The first of the free festivals for today can be a bit spooky. Every February, in the week leading up to Ash Wednesday, townspeople from Mohács dress up in various monsters from local folklore. They then parade the town while playing folk music as a celebration of life (i.e. the end of winter). Besides attending the traditional music and dancing, you have the opportunity to sip spiced wines and Hungarian pálinka.
And, of course, participate in the merriment of the people vying for control over who can make the most noise. At the end of the festival, the townspeople gather around in the center for the main event: lighting a straw-made man in a bonfire and dancing the kolo in a circle around the spectacle.
If you want something completely different that will blow your mind, the Up Helly Aa processions in Scotland will do just that. They are held on the last Tuesday in January every year. Just as in the case of Busójárás, Up Helly Aa is meant to mark the end of winter (or the Yule season).
What happens is a bunch of people dressed up in a variety of (mostly historical) costumes parade the streets of various towns in Shetland, carrying torches and… a replica of a Viking longship. Why? Well, after they reach their destination, they form a circle around the longship and everybody sings “Up Helly Aa.” After this is over, the “squads” use their torches to set fire to the ship before continuing their journey to every party in the vicinity, until morning.
While the previous two free festivals celebrated the end of winter, Juhannus marks the beginning of the “true” Finnish summer. It is held between the 20th and 26th of June and is essentially a Midsummer festival, common in Northern European countries and other cultures.
Since people seem to enjoy lighting things on fire on these occasions, we can tell you right away that bonfires are lit by the water during Juhannus as well. There are plenty of open-air dance festivals being held all around the country, with bonfires of their own. Of course, everybody has a grand time with barbecues and may drink just a little bit too much vodka while telling wonderful stories.
Also known as Sânziene, the Drăgaica is a yearly festival held in Eastern and Southern Romanian regions ( the main event in Buzău), between the 10th and 24th of June. Normally, it is a midsummer-type agrarian festival based on many old mythical rites.
Young women wear cute flower crowns, down a traditional garment and dance around in a circle. A bonfire (yes) is sometimes lit as it is said to banish evil spirits. Of course, the traditional is combined with the modern nowadays. So, along with the folk dance numbers, you will find plentiful carousels, bumper cars, and food + gift stands for your merriment.

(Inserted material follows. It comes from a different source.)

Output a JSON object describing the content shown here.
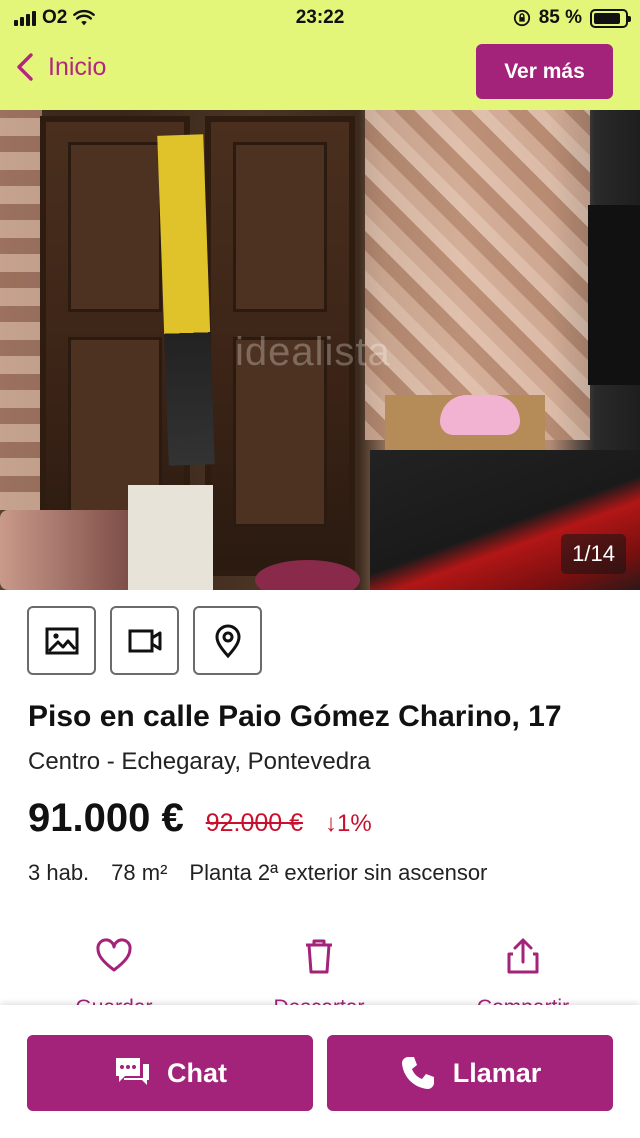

Here we have one of those free festivals that actually aren’t honoring humans, but rather the macaques that have a long history of co-existing with the Thai locals. After all, they are believed to bring good luck and fortune to the population. Held in Lopburi on the last Sunday in November, mounds of food are gathered just for this special occasion.
You can watch the nimble monkeys feast on the offerings, and then proceed to have their siesta on the tree-tops when their bellies are full. As one would expect though, most of the offerings will end up in food fights between the monkeys, which can be pretty entertaining in itself.
Be careful not to get tangled up in the mess, however, and stay relaxed! The animals may be peaceful otherwise, but staring them in the eye means you’re “challenging” them. A calm attitude goes a long way. Oh, and do be wary of the little rascals. They tend to have pick-pocketing tendencies, even with locals!
Last on our list of free festivals (but certainly not least), we have a special one for people who just love wine so much. Namely, the Haro Wine Festival held on June 29th, coinciding with the day of San Pedro. So why is this wine festival different from any others?
Well, it starts off fairly normally at first. The townspeople carry wine with them in all sorts of containers (from bottles to jugs) and follow the mayor of the town which leads them on horseback. There is a mass shortly after, along with a few old traditions of the town. Nothing out of the ordinary up until this point.
When you finally head over to the mountain outside of town, that’s when the fun truly begins. There is a literal “battle of the wine” (La Batalia del Vino in Spanish) that takes place, whereby people sprinkle themselves with… you guessed it. Remember the jugs and bottles of wine people were carrying? They use them to fight with wine! Some people get “creative” and bring super-soakers filled with vino.
Just be wary of the relatively cold temperatures near the mountain. The battle is really quite “ruthless” and nobody will spare you just because you’re shivering. If you can’t handle the wine, don’t whine!